Yogi (noun), a practitioner of yoga, a person who is an authority on yoga, has practised yoga and attained a higher level of consciousness.

Usage: The Beatles became devotees of Maharishi Mahesh Yogi, who had translated his knowledge of yogic practices into a new science of “Transcendental Meditation”.

The English word yogi comes, of course, from the Hindi योगी (yogī), which in turn is derived from the Sanskrit योगिन्(yogin),which descends from the verbal root yuj (coming from युनक्ति (yunakti), to connect. In Hinduism, the god Lord Shiva and his consort, the goddess Parvati, are often depicted as an emblematic yogi–yogini pair. It must be admitted, however, that in the West, the word “yogi” became popular from the cartoon character, Yogi Bear, who was known for conning tourists out of their picnics – a far cry from the Indian yogi’s meditative practices based on profound religious and spiritual training.

Though the earliest evidence of yogis and their spiritual tradition is found in the Keśin hymn 10.136 of the Rig Veda, which is as old a Hindu tradition as it is possible to get, the term yogin also appears in the Katyayana Shrauta-sutra and in chapter 6 of the Maitri Upanishad, where it means “a follower of the Yoga system , a contemplative saint”. The term also sometimes refers to a person who belongs to the Natha tradition.
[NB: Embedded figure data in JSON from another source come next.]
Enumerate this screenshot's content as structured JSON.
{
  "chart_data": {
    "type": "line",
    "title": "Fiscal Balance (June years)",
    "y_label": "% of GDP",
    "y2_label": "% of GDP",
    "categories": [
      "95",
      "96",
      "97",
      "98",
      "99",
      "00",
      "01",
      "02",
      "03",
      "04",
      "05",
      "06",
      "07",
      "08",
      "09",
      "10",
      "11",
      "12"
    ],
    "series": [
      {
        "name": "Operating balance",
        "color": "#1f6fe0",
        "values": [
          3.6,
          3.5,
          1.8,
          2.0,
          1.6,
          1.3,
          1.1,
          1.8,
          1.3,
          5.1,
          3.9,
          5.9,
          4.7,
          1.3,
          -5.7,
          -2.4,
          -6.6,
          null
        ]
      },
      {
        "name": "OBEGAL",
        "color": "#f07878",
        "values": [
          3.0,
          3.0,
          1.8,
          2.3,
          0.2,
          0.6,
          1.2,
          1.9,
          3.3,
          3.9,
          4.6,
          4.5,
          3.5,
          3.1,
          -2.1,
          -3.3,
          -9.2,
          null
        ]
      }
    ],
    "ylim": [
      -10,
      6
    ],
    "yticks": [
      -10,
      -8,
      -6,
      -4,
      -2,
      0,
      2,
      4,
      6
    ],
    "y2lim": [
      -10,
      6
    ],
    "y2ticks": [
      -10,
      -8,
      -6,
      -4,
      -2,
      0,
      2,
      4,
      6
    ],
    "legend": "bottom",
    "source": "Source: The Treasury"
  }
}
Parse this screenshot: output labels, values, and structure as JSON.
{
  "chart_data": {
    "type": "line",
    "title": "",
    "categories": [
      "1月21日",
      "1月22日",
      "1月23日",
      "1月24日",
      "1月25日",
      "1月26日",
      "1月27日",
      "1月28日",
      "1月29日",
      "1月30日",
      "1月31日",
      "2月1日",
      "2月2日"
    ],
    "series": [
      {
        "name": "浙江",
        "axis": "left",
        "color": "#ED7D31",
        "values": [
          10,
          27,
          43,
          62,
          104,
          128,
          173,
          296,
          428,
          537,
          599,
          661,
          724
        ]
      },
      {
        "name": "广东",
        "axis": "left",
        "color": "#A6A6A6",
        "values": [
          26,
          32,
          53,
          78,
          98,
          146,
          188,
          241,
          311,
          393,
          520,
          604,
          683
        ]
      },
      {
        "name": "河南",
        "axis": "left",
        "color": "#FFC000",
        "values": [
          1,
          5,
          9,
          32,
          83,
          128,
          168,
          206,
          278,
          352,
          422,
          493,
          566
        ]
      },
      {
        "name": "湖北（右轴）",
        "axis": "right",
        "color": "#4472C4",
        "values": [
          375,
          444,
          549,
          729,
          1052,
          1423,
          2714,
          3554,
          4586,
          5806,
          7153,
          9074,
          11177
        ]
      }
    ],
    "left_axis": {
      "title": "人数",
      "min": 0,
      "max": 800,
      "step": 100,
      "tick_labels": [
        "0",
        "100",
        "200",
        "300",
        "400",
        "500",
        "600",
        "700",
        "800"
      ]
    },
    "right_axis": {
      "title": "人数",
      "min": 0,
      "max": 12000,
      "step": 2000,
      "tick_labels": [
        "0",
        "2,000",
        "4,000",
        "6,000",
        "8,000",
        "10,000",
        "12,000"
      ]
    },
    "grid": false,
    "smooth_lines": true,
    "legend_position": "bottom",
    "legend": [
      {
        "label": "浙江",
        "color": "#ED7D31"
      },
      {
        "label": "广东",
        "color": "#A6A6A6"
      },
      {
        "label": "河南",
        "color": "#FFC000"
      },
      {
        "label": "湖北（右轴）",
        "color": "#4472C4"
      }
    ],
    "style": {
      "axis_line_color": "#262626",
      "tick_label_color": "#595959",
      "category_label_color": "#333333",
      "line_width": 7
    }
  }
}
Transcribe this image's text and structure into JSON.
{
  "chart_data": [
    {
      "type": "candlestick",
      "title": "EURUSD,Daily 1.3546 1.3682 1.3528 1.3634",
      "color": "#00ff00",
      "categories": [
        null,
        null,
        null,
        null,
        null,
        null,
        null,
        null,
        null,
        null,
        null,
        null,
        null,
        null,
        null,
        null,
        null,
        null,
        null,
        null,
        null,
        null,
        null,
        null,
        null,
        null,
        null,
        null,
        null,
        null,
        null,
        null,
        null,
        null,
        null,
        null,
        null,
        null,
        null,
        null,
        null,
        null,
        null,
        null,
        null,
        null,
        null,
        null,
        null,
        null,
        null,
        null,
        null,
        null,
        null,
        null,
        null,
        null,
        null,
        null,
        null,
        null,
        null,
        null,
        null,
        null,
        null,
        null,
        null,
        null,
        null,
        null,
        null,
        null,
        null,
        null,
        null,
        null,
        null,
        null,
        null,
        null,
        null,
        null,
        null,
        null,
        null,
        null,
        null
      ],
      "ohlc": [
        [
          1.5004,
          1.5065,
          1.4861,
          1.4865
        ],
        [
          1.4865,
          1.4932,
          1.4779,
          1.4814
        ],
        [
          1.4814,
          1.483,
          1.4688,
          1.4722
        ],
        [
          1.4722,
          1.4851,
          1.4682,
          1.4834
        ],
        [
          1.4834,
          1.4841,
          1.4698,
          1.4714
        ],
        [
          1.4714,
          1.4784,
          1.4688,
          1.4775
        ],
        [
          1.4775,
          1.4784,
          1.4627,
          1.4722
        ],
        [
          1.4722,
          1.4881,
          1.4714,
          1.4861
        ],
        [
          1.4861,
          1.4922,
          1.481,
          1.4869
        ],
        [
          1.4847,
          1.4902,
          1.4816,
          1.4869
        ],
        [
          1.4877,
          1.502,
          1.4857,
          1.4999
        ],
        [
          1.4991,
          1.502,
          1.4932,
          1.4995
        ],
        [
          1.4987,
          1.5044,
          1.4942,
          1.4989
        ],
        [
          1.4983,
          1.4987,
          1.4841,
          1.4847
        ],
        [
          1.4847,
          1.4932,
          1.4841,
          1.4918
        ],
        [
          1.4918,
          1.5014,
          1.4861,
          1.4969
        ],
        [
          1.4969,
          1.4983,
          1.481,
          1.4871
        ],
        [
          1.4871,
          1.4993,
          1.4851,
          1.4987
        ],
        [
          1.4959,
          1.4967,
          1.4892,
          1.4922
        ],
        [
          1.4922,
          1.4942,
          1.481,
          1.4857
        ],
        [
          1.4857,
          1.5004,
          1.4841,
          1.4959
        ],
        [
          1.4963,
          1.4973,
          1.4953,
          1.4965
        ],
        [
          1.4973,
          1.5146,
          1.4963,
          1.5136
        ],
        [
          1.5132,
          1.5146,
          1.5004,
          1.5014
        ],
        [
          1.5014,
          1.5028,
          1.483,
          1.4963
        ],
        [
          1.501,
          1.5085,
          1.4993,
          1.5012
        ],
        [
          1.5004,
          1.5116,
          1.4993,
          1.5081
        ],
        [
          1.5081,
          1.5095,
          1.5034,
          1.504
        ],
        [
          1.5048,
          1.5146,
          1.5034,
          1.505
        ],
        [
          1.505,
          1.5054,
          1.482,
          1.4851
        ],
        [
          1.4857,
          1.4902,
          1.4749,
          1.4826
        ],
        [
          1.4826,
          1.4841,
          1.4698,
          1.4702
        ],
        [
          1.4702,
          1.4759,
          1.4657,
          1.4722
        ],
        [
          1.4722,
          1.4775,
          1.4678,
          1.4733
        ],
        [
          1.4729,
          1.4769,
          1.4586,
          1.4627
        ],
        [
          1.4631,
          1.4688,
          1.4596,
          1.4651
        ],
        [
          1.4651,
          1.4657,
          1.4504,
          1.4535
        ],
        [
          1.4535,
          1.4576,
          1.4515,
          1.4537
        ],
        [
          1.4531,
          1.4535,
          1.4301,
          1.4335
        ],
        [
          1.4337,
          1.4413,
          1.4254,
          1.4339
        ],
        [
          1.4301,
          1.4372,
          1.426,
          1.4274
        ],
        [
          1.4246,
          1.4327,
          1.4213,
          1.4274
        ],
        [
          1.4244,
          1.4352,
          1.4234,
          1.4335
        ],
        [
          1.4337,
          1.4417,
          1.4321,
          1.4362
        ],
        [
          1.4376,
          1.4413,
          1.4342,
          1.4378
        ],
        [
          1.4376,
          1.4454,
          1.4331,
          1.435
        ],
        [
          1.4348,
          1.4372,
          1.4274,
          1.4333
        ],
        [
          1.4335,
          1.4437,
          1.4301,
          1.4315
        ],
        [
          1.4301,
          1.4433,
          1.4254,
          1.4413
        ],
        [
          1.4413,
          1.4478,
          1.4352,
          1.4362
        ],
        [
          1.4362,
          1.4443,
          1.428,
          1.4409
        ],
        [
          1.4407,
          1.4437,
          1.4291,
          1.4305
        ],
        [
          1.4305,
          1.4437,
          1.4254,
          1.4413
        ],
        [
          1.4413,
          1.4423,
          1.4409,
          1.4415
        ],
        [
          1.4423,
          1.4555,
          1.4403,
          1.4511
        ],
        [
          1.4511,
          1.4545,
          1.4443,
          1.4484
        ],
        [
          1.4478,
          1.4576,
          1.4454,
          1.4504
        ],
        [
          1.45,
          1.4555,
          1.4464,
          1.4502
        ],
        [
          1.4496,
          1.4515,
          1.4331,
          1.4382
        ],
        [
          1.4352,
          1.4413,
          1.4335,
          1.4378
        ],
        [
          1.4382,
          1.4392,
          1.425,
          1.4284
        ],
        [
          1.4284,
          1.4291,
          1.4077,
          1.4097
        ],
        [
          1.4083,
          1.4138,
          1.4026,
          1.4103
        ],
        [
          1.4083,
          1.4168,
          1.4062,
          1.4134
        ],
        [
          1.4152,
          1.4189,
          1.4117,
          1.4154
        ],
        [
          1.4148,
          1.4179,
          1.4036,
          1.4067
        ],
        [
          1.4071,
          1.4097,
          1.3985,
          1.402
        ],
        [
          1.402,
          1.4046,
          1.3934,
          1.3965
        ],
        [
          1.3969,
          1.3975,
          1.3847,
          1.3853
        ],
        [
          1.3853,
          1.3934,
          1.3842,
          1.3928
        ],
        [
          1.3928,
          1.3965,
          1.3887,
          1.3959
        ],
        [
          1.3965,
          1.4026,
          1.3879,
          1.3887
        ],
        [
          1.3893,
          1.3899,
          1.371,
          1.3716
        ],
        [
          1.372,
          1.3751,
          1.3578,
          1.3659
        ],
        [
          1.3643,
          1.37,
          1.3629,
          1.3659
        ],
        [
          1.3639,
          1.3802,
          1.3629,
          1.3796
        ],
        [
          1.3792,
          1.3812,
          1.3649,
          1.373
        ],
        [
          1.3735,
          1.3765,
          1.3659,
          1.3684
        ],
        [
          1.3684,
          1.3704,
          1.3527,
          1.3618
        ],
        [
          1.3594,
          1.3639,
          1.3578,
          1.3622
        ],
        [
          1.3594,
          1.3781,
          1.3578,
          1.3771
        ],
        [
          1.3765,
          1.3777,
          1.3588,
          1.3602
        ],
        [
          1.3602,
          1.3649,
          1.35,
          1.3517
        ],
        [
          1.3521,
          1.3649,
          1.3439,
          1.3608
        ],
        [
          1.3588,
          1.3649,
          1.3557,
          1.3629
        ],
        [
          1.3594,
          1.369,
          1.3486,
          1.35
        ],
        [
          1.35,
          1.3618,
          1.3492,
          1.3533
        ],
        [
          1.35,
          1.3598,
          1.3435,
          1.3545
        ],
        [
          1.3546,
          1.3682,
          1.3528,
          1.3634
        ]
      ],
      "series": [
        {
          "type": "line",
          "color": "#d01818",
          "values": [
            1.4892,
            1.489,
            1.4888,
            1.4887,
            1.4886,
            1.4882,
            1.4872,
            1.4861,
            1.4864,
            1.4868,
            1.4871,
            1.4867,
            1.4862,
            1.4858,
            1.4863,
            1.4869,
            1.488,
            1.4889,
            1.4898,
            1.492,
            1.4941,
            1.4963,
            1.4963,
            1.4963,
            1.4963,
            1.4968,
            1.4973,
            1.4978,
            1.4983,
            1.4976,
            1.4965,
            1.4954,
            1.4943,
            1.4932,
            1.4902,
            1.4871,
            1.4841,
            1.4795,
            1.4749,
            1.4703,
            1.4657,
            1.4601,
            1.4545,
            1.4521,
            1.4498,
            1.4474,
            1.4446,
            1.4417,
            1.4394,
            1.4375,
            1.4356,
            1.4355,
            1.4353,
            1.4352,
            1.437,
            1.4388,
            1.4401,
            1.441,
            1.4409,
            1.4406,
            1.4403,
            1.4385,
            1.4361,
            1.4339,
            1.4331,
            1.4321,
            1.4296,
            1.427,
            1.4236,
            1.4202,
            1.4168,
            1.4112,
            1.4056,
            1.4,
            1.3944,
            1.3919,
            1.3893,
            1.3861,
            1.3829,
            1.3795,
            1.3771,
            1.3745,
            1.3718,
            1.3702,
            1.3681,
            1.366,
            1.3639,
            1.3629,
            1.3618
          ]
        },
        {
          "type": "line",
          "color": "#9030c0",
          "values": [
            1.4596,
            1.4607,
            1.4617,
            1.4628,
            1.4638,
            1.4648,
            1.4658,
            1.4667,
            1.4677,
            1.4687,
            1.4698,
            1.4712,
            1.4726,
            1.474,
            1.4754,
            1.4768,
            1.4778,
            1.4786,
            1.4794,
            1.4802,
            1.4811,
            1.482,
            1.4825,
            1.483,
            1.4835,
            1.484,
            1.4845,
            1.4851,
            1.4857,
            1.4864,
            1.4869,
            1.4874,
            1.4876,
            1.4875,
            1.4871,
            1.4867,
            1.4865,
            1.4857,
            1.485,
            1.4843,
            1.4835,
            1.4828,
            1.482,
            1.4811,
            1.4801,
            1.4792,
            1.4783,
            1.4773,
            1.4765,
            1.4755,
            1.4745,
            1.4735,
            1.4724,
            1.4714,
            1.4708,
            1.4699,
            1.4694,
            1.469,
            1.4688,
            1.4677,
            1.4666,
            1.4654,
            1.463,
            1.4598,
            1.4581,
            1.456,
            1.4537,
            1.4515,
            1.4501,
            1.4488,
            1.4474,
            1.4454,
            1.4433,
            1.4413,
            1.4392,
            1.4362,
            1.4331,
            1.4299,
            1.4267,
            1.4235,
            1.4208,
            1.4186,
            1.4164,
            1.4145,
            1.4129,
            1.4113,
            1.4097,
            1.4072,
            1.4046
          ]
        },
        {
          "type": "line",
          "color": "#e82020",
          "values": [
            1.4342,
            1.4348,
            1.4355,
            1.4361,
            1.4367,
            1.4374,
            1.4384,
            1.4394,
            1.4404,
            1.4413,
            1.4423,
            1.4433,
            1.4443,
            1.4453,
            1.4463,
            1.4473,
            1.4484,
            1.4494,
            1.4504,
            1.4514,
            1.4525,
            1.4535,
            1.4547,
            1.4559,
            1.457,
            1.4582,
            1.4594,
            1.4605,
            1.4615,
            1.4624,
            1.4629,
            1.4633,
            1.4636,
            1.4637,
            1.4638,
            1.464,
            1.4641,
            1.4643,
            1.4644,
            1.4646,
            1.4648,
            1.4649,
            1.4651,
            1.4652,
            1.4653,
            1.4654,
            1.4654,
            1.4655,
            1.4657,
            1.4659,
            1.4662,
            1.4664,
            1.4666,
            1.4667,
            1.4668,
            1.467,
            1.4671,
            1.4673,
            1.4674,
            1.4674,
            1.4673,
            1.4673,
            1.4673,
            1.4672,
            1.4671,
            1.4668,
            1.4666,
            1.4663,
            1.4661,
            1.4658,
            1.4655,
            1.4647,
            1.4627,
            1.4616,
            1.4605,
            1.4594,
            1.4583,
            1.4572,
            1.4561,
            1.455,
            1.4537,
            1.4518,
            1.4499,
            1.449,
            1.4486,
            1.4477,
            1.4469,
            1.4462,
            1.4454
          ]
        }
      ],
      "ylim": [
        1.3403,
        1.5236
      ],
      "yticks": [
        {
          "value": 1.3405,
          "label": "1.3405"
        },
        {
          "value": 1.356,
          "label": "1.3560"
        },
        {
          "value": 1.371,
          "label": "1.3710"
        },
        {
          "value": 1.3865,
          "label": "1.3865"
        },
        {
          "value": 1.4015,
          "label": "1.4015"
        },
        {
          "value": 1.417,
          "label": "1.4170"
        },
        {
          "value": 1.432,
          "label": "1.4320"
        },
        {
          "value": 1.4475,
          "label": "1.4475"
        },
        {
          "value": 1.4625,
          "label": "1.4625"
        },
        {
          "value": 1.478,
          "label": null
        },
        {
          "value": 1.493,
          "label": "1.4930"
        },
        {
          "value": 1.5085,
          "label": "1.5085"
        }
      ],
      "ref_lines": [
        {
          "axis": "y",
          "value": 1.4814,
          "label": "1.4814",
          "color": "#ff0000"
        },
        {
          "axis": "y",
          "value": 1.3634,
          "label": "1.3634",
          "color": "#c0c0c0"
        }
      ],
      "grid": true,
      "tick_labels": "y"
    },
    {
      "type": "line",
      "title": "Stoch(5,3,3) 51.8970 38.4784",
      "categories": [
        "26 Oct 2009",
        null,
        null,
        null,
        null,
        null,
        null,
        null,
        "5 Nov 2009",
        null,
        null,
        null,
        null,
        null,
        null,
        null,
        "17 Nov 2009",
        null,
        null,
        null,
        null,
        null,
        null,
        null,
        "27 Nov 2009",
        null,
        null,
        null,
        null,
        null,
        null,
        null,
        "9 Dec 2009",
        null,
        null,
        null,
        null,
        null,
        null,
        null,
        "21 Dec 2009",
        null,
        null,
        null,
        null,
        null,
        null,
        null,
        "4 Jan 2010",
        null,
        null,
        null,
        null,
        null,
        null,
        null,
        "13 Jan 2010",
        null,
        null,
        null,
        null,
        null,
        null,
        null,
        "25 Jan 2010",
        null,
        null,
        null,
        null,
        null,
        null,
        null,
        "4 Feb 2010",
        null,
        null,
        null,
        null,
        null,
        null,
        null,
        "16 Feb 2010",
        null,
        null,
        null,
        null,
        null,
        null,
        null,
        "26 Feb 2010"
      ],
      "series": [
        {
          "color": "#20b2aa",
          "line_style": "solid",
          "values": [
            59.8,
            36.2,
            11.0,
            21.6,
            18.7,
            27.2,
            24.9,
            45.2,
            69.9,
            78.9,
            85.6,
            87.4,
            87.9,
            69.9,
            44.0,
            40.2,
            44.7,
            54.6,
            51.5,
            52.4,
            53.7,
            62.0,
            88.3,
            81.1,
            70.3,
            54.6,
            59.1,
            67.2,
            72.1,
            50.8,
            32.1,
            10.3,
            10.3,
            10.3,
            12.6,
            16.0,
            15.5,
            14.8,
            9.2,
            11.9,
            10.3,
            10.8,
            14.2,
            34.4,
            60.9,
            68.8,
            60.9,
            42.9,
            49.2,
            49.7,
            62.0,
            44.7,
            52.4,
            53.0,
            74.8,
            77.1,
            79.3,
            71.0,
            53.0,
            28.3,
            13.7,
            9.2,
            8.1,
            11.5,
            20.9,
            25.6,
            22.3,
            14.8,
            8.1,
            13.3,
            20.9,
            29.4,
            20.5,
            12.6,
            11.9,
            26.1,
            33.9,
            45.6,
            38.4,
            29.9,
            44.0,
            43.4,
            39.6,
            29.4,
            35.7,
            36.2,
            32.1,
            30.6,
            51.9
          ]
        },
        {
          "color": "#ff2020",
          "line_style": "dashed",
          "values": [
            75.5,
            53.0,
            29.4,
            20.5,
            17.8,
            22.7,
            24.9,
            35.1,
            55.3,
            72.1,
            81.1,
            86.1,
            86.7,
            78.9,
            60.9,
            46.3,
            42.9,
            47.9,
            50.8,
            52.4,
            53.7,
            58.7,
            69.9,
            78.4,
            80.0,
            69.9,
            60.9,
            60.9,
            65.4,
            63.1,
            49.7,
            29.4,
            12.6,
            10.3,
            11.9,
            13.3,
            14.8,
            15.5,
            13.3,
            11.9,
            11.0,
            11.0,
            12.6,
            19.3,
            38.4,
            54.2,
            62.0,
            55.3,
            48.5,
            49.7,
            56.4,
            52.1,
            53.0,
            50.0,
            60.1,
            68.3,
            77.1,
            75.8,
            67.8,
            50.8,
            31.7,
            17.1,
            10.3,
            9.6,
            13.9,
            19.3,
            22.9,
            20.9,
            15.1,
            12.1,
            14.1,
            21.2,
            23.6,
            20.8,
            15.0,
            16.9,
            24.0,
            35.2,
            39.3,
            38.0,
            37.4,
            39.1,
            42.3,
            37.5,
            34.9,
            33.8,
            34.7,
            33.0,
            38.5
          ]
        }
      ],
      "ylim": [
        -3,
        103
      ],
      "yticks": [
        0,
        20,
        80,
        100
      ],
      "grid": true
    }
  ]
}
While the term yogi clearly has a very specific meaning, it can, by extension, be applied to people who demonstrate the qualities of yogis without necessarily being trained in yoga or meditative practices. I remember describing my old boss, United Nations Secretary-General Kofi Annan, as someone who was “anchored in himself like a yogi”, immune to either pleasure or pressure, able to focus on the challenges before him with serene detachment. To the best of my knowledge he had never practised yoga, but was rather a Wise Man in the African tradition, someone who practised these virtues as hallmarks of personal character rather than as the fruits of a spiritual or religious system.

Yogi Bear is a totally different phenomenon, and I remain at a loss at to why his creators dreamt up his first name, since the avaricious bear in question displays not a single yogic quality. Nor does the other famous American “Yogi”, the baseball player Yogi Berra, who no doubt acquired his monicker only because of the similarity of his Italian-derived surname to that of the eponymous Bear. Still, this has led many Americans to be bemused by the term, precisely because they associate it with a cartoon bear and a baseballer rather than with any other-worldly spiritual wisdom.

On the other hand, we in India have the Chief Minister of Uttar Pradesh, Ajay Bisht, who chooses to go by the name “Yogi Adityanath”. From his sponsorship of a thuggish “Hindu Vahini” to his propensity for proposing changes to the names of towns across the country, there seems nothing remotely Yogi-like about Mr Bisht. Still, it is one of the anomalies of the Hindu faith that there is no single recognized spiritual body to award official certificates of Yogi-hood. Various bodies award the title of Yogi, for people of varying qualifications and spiritual merit. At the end of the day, all that matters, if you want to be a Yogi, is the number of people who are prepared to take you at your word, and accept you as one.